…and the Old filled the earth
By Maria Klemetz
Imagine a town where the population consists of mainly old people. Distances are short and walkable, people have lots of time to do what they want and leisure time is what is important. Short distances and density make local services possible. But there are very few traditional workers -everyone is old. Up to now, the group making society run, have been the prime age workers (added with child workers): they built roads, moved paper in the offices, took care of other people´s children and elders. And their paid and unpaid work and taxes financed society. The setting was manageable, because there were only a few old people to care for. But now they are all old, and they had few children to become prime age workers. This reality is at the door in some of Finland´s municipalities already now, and soon, in the larger world.
The greying society has implications not only on health care, but also on economics. There is a lot of talk about the dependency ratio, i.e. the number of children and seniors in relation to working age adults. This number of people outside the work force by age is growing rapidly due to the demographic change. The world has reached “Peak Child” as data guru Hans Rosling has put it -the number of children in the world has stopped growing. In many parts of Europe and in Asian cities, the fertility rate is soon only half of 2,1 (which is unchanged population). The German fertility rate is 1,36, and the number is going down worldwide. So unless the country has immigration, the work force is shrinking. This trend of working age Shrinkage is rapidly taking over the world, including with some delay, to many westerner´s surprise, also developing countries. In India, the fertility rate is now only 2,59. Pakistan´s much talked about high fertility rate has halved in only 10 years, shrinking fast. From an ecological point of view we can be quite happy about this, because the carrying capacity of the world is going in the right direction, but this also causes a dilemma. How to take care of the big amount of elders, with a shrinking work force?
Even if the amount of children is not growing, the amount of adults and seniors is still growing in such a manner that estimates say the world will reach 10 Billion People at its peak.
Graph 1. The projected dependency ratio for years 1970-2060 of below 20-, and above 65-year olds per adult worker in Finland. The easy years are over.

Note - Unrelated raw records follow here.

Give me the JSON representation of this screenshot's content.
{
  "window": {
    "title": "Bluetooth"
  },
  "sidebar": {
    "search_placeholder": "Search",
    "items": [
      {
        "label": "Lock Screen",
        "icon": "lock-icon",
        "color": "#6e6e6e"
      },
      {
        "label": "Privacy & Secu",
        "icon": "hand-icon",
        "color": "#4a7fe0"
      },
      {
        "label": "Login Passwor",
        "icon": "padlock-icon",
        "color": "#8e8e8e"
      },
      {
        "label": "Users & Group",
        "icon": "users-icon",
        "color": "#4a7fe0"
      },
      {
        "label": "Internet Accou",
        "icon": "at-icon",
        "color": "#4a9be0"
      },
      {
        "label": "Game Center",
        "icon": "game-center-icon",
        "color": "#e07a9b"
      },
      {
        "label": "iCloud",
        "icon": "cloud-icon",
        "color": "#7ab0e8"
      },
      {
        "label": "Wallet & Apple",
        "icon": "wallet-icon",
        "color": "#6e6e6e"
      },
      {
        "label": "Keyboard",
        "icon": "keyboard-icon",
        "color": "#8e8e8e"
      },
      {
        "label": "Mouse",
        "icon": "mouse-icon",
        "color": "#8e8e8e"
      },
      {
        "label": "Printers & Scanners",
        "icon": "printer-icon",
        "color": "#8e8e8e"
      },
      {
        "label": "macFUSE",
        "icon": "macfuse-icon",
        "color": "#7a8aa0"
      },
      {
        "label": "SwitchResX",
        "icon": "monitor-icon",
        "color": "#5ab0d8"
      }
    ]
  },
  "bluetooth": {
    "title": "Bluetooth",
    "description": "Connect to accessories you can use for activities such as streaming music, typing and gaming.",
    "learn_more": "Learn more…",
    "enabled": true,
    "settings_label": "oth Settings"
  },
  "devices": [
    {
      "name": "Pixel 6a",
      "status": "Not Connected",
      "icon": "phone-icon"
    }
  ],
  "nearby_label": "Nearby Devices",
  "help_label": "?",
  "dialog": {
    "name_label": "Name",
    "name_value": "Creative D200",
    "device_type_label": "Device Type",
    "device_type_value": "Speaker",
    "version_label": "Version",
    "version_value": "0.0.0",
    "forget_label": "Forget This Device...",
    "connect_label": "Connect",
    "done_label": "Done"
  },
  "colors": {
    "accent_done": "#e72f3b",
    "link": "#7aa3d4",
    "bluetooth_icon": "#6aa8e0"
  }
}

The dependency ratio describes the amount of people of non-working age, in relation to adults (so far labeled “prime tax payers”). A ratio of 1 (100%), means there are as many working age adults, as there are people in an age outside the work force (children and seniors). The ages used normally in charts are below 16-, and over 60-years, but these are adjusted to Finnish conditions, so here we have below 20 year olds (in school and studying) and over 65 year olds. I like big pictures, so lets look at the same thing from a 200-year perspective:
Graph 2 and 3. shows the bigger picture (years 1865 -2060) the same easy years gap of the last decades is seen here, too. But if I do not make a history adjustment, the first graph will have children in the wrong group: in the 1800-1900, children were part of the work force. Finland was a world leader in child labour. There was no public education. Adjusting the graph for past time´s child labour, and the introduction dates for compulsory education in Finland, would bring the last century dependency ratio down as the second, adjusted graph shows. The whole truth is always complex web of different subjects put together, and graphs seldom tell the whole truth, but they can raise thoughts.
As we have had some main educational advances in the past, I used the two most significant changes: basic education “kansakoulu” for all children below 13 years in year 1921, and “peruskoulu” for all children below 16, in 1970´s. Both of these represent peaks in dependency, when children are moved from labourers to the ones being taken care of. There is also a gradual increase of higher education inserted in the second graph 1980-2000, so that by year 2000, people below 20 years, being students, are here counted in as dependent. Before these educational changes, children were part of the work force. Many died young, so families had many children. (Public education was not easily achieved: within industry, some wanted to keep its cheap work force, while other industry patrons on the contrary saw gain in an educated work force. To some extent this use of children in western industry has only globally moved: garment factories like the collapsed one in Bangladesh, a producer factory for Calvin Klein, Gap and Disney, are now producers.
A pension age of 75 in year 2014 -retroactively?
Today and in the future, the growing need for care is in the senior population. The amount of children will not grow much according to estimates. The number of elders (75+) to take care of in relation to the taxable income based on population Finland will roughly double in the coming decades (taken into account that seniors and teens pay roughly half of the taxes of a worker). In other words the demgraphic tax euros per elderly will be halved. Without a change to the elderly care system, this would mean double amount of needed tax resources (€) for elderlycare. So we probably need system change, but what kind of change would this “system change” be, becomes the burning question. Some kind of change will be here anyway, unless there is big immigration into Finland to solve the worker deficit. The amount of immigrants we would need to be on the same level as in the 1980´s demographically, would be an addition of 1 Million working age immigrants in year 2030.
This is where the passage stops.